Abstract

In response to a prolonged pressure- or volume-overload, alterations occur in myocardial fatty acid, glucose, and glycogen metabolism. Oxidation of long chain fatty acids has been found to be reduced in hypertrophied hearts compared to non-hypertrophied hearts. However, this observation depends upon the degree of cardiac hypertrophy, the severity of carnitine deficiency, the concentration of fatty acid in blood or perfusate, and the myocardial workload. Glycolysis of exogenous glucose is accelerated in hypertrophied hearts. Despite the acceleration of glycolysis, glucose oxidation is not correspondingly increased leading to lower coupling between glycolysis and glucose oxidation and greater H(+) production than in non-hypertrophied hearts.

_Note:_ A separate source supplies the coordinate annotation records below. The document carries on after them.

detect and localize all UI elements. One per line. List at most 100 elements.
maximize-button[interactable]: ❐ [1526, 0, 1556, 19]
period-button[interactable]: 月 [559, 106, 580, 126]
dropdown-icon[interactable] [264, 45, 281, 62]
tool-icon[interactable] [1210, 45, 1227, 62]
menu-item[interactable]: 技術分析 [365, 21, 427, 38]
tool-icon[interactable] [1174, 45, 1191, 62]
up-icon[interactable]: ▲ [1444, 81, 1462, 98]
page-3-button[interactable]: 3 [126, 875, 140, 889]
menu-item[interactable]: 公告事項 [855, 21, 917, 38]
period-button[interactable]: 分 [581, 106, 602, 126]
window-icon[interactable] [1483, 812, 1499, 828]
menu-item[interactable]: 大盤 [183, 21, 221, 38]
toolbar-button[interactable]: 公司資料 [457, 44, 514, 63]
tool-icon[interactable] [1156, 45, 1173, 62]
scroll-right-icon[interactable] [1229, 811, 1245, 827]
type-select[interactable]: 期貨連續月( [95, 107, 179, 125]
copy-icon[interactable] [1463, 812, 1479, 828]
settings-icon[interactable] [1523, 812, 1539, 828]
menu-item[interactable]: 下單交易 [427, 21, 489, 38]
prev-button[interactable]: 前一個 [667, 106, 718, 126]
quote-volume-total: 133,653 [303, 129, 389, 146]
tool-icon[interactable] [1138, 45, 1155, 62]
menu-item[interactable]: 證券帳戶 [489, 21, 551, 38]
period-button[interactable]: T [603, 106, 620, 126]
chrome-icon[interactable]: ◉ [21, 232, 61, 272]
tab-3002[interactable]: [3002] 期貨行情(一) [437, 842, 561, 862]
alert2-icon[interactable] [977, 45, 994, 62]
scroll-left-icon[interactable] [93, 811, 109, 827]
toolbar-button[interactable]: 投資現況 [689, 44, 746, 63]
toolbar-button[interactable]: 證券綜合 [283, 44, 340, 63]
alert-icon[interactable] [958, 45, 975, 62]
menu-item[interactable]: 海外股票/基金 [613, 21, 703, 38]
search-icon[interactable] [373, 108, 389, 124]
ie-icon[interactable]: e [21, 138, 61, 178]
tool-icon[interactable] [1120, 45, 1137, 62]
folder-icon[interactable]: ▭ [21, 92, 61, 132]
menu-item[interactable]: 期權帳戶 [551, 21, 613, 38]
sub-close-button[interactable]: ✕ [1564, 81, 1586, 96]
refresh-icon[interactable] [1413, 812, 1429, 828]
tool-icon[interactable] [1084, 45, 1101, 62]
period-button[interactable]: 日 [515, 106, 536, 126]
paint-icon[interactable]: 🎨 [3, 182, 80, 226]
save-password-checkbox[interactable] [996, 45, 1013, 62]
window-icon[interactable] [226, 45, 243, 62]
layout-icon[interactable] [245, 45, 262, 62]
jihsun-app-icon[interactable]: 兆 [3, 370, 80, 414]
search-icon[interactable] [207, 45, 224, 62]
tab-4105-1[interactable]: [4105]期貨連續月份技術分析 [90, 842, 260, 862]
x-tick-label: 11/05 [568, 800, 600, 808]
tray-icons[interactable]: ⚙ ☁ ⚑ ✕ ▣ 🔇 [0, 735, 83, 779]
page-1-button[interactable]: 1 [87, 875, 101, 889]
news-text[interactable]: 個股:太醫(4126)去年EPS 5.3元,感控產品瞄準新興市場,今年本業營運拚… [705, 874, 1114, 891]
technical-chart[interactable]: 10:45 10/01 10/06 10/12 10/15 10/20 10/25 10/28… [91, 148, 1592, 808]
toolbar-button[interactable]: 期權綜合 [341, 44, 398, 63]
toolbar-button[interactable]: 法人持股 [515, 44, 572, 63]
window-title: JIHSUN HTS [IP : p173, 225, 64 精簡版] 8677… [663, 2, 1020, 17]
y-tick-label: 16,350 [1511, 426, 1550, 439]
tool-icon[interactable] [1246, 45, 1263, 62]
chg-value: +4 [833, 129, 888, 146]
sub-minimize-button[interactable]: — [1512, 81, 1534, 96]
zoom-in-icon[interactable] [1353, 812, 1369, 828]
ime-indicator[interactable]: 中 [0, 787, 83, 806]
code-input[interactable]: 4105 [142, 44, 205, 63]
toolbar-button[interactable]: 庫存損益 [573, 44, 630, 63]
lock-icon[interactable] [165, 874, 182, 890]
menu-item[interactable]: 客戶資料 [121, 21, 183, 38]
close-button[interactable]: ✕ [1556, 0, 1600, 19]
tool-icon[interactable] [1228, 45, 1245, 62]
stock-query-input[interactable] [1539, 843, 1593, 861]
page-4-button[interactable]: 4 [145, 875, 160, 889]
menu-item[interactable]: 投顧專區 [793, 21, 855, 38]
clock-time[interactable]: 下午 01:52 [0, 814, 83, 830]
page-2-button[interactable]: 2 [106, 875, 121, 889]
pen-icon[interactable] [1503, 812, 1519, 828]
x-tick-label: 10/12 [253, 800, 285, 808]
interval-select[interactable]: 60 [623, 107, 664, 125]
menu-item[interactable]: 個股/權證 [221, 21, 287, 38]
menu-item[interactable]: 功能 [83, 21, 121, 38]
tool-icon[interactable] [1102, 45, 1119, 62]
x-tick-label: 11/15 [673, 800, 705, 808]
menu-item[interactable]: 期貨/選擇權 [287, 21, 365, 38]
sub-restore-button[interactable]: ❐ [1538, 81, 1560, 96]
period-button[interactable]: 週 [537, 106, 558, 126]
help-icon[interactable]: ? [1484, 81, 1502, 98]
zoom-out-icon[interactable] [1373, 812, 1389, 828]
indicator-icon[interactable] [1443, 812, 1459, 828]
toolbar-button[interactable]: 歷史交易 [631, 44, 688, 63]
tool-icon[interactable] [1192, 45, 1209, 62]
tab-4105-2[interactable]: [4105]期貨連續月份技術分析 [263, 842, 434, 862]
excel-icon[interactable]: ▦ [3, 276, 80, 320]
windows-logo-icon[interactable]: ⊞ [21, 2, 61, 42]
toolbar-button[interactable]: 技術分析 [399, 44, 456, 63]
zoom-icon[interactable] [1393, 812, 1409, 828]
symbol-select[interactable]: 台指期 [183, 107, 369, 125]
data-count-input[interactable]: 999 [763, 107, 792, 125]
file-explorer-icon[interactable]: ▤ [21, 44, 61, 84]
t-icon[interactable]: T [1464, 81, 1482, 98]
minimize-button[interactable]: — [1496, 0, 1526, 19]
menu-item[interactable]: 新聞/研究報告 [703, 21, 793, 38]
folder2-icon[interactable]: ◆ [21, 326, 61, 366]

Although glycogen metabolism does not differ in the absence of ischemia, synthesis and degradation of glycogen are accelerated in severely ischemic hypertrophied hearts. These alterations in carbohydrate metabolism may contribute to the increased susceptibility of hypertrophied hearts to injury during ischemia and reperfusion by causing disturbances in ion homeostasis that reduce contractile function and efficiency to a greater extent than normal. As in non-hypertrophied hearts, pharmacologic enhancement of coupling between glycolysis and glucose oxidation (e.g., by directly stimulating glucose oxidation) improves recovery of function of hypertrophied hearts after ischemia. This observation provides strong support for the concept that modulation of energy metabolism in the hypertrophied heart is a useful approach to improve function of the hypertrophied heart during ischemia and reperfusion. Future investigations are necessary to determine if alternative approaches, such as glucose-insulin-potassium infusion and inhibitors of fatty acid oxidation (e.g., ranolazine, trimetazidine), also produce beneficial effects in ischemic and reperfused hypertrophied hearts.